Selim Pacolli montre à nouveau quel candidat pour Pristina soutiendra

Le candidat AKR pour le maire de Pristina Selim Pacolli n'a pas encore décidé qui il soutiendra, Shpend Ahmeti ou Arba Abush, qui affrontera de nouveau la bataille pour la capitale le 19 novembre. Pacolli dit qu'il n'y a aucune ligne rouge pour personne, mais il mentionne certaines conditions que le candidat doit remplir. [...]
Le candidat AKR pour le maire de Pristina Selim Pacolli n'a pas encore décidé qui il soutiendra, Shpend Ahmeti ou Arba Abush, qui affrontera de nouveau la bataille pour la capitale le 19 novembre.
Pacolli dit qu'il n'y a pas de lignes rouges pour quiconque, mais il mentionne certaines conditions que le candidat devrait remplir qui nécessitent son soutien.
Dans la course pour Pristina comme le troisième résultat a été le candidat AKRA Selim Pacolli. Celui qui compte 90 % des voix a obtenu 8 000 voix et 108 voix ont été traduites en pourcentage autour de 10,28, laissant le PDK AAK derrière dans cette municipalité.
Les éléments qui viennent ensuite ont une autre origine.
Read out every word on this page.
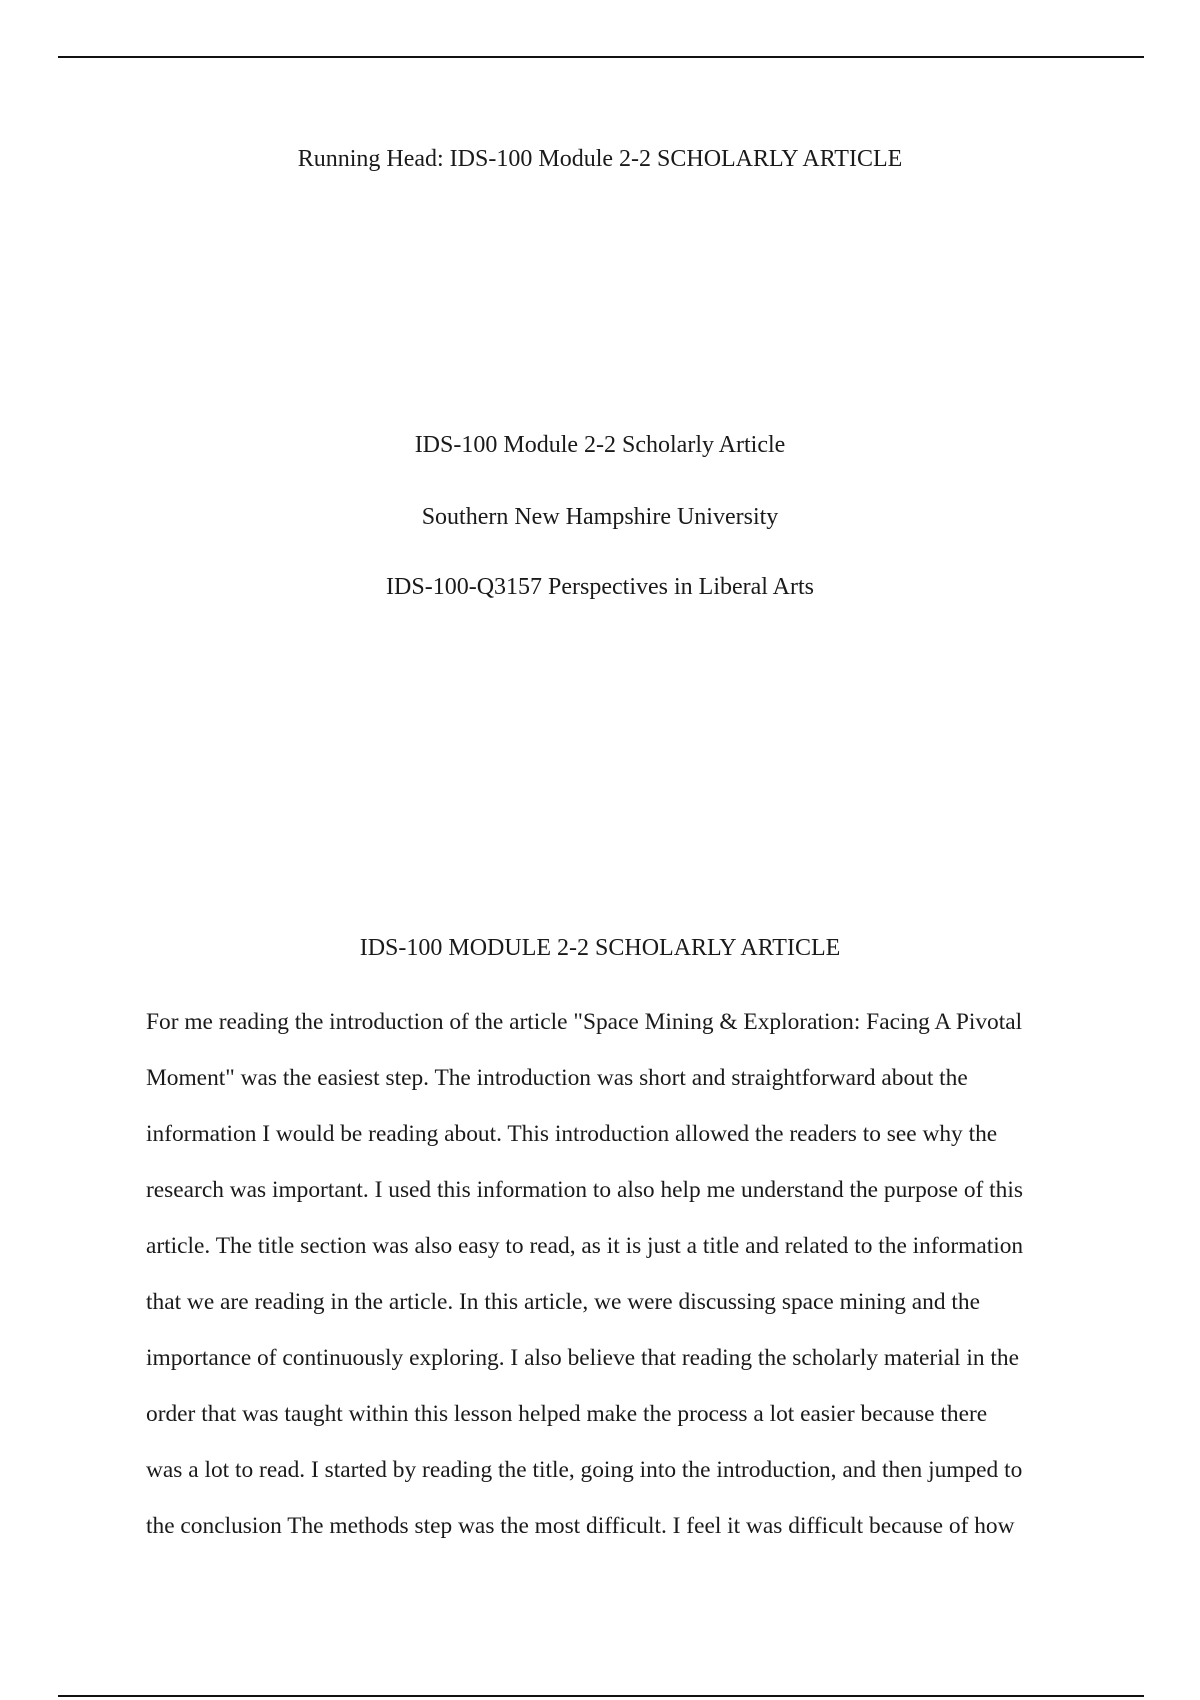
Running Head: IDS-100 Module 2-2 SCHOLARLY ARTICLE
IDS-100 Module 2-2 Scholarly Article
Southern New Hampshire University
IDS-100-Q3157 Perspectives in Liberal Arts
IDS-100 MODULE 2-2 SCHOLARLY ARTICLE
For me reading the introduction of the article "Space Mining & Exploration: Facing A Pivotal
Moment" was the easiest step. The introduction was short and straightforward about the
information I would be reading about. This introduction allowed the readers to see why the
research was important. I used this information to also help me understand the purpose of this
article. The title section was also easy to read, as it is just a title and related to the information
that we are reading in the article. In this article, we were discussing space mining and the
importance of continuously exploring. I also believe that reading the scholarly material in the
order that was taught within this lesson helped make the process a lot easier because there
was a lot to read. I started by reading the title, going into the introduction, and then jumped to
the conclusion The methods step was the most difficult. I feel it was difficult because of how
Dans une déclaration à Gazeta Express, un jour après les élections, Selim Pacolli s'est déclaré satisfait du résultat. Il dit qu'il n'a rien attendu de plus en affirmant que les citoyens de Pristina ont voté plus sur des sujets politiques que sur des programmes ou des individus qui ont participé à la course.
Le résultat est en fait dans mes attentes. C'est le verdict souverain. Dans l'électeur de ma ville, vous ne pouvez pas voir une prédiction de programmes ou d'individus. Davantage de votes sont votés dans l'ensemble du sujet et n'analysent pas grand-chose, des projets ou des programmes électoraux. Je vois Shpend ou Vetevendosje comme mon préféré aujourd'hui. C'est ma perception très personnelle”, a dit Pacolli.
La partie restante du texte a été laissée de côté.